"... Mais aujourd'hui, tu cries, tu n'écris plus."
Treize ans avant le succès de Das Leben der Anderen, quatorze avant la "Palme d'or" de son compatriote Cristian Mungiu, Radu Mihaileanu
décrivait déjà, avec intelligence mais dans une certaine indifférence,
l'enfermement et la surveillance auxquels étaient condamnés les "sujets"
des régimes de l'Europe de l'Est. Son premier long métrage, Trahir,
qui relate le singulier parcours d'un artiste roumain des geôles de la
dictature communiste au désespoir de l'exil, mérite pourtant d'être (re)découvert. Le film a obtenu plusieurs prix parmi lesquels le "Grand prix des Amériques", succédant en 1993 à El Lado oscuro del corazón au palmarès du festival de Montréal.

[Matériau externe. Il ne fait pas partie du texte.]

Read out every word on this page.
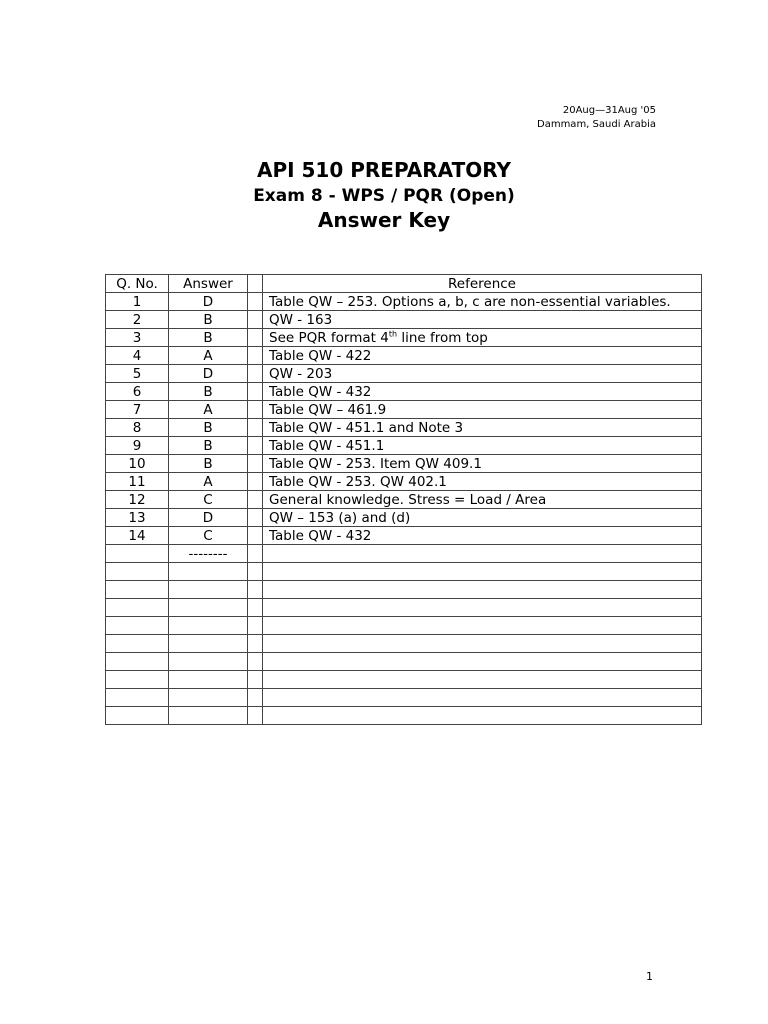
20Aug—31Aug '05
Dammam, Saudi Arabia
API 510 PREPARATORY
Exam 8 - WPS / PQR (Open)
Answer Key
Q. No.	Answer		Reference
1	D		Table QW – 253. Options a, b, c are non-essential variables.
2	B		QW - 163
3	B		See PQR format 4th line from top
4	A		Table QW - 422
5	D		QW - 203
6	B		Table QW - 432
7	A		Table QW – 461.9
8	B		Table QW - 451.1 and Note 3
9	B		Table QW - 451.1
10	B		Table QW - 253. Item QW 409.1
11	A		Table QW - 253. QW 402.1
12	C		General knowledge. Stress = Load / Area
13	D		QW – 153 (a) and (d)
14	C		Table QW - 432
	--------		

1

En découvrant avoir passé onze ans dans un cachot pour un article hostile à Staline publié en 1948, le poète roumain George Vlaicu
tente de se suicider. Un nouvel inspecteur politique lui offre alors de
meilleures conditions de détention puis la liberté en échange
d'informations régulières sur ses anciens amis. D'abord révolté par
cette proposition, Vlaicu se laisse convaincre par la
perspective de pouvoir à nouveau écrire et publier ses œuvres. Une fois
relâché, il se remet aussitôt au travail et rencontre ses ex-camarades
et collègues ; cette reprise de contact s'avère plutôt décevante. Il
tente également de retrouver sa secrétaire et probable amante, Laura Cocea. Un jour, le poète découvre un cirque tzigane et l'une de ses artistes, la naine Lucia dont il devient l'ami.

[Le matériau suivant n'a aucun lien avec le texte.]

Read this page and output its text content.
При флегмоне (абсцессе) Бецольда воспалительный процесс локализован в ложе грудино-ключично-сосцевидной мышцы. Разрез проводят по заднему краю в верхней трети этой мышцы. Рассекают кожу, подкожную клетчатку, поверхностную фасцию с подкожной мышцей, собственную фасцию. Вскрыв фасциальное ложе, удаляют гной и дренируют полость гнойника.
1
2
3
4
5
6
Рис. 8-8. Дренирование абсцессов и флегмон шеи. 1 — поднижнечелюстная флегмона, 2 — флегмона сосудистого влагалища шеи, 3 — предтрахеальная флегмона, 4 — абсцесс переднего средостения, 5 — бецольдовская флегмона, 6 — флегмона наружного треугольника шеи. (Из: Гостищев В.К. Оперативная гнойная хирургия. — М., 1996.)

Cette biographie fictionnelle s'inspire probablement en partie de celle, bien réelle celle-là, de Ion Caraion. L'auteur de "Seul au monde" clamait très tôt qu'"en
détruisant la réaction au Mal (le fascisme), les puissances
occidentales avaient laissé intacte la cause du Mal (le communisme)". Trahir
s'ouvre d'ailleurs sur des images d'archives de la Seconde Guerre
mondiale et de l'instauration du stalinisme. Sur le plan historique, le
scénario se situe sur la période allant de la présidence de Gheorghe
Gheorghiu-Dej à l'arrivée au pouvoir de son successeur, Nicolae
Ceaucescu. Sur fond de drame national ("cesse une minute de te prendre pour l'histoire" lance à Vlaicu son ami et éditeur Vlad), c'est l'étrange trajectoire suivie et la tragédie vécue par son personnage central qui semble davantage intéresser Mihaileanu.
Le réalisateur souligne adroitement la nécessité de création et de
l'amour. Il laisse volontairement ouverte la question de la réalité
d'une trahison individuelle mise au service d'une perverse et aliénante
"raison" d'Etat. La belle prestation des acteurs, en particulier celle
de Johan Leysen et de la (trop !) discrète Mireille Perrier, doit être soulignée ainsi que le travail de Laurent Dailland devenu depuis un des directeurs de la photographie français les plus appréciés.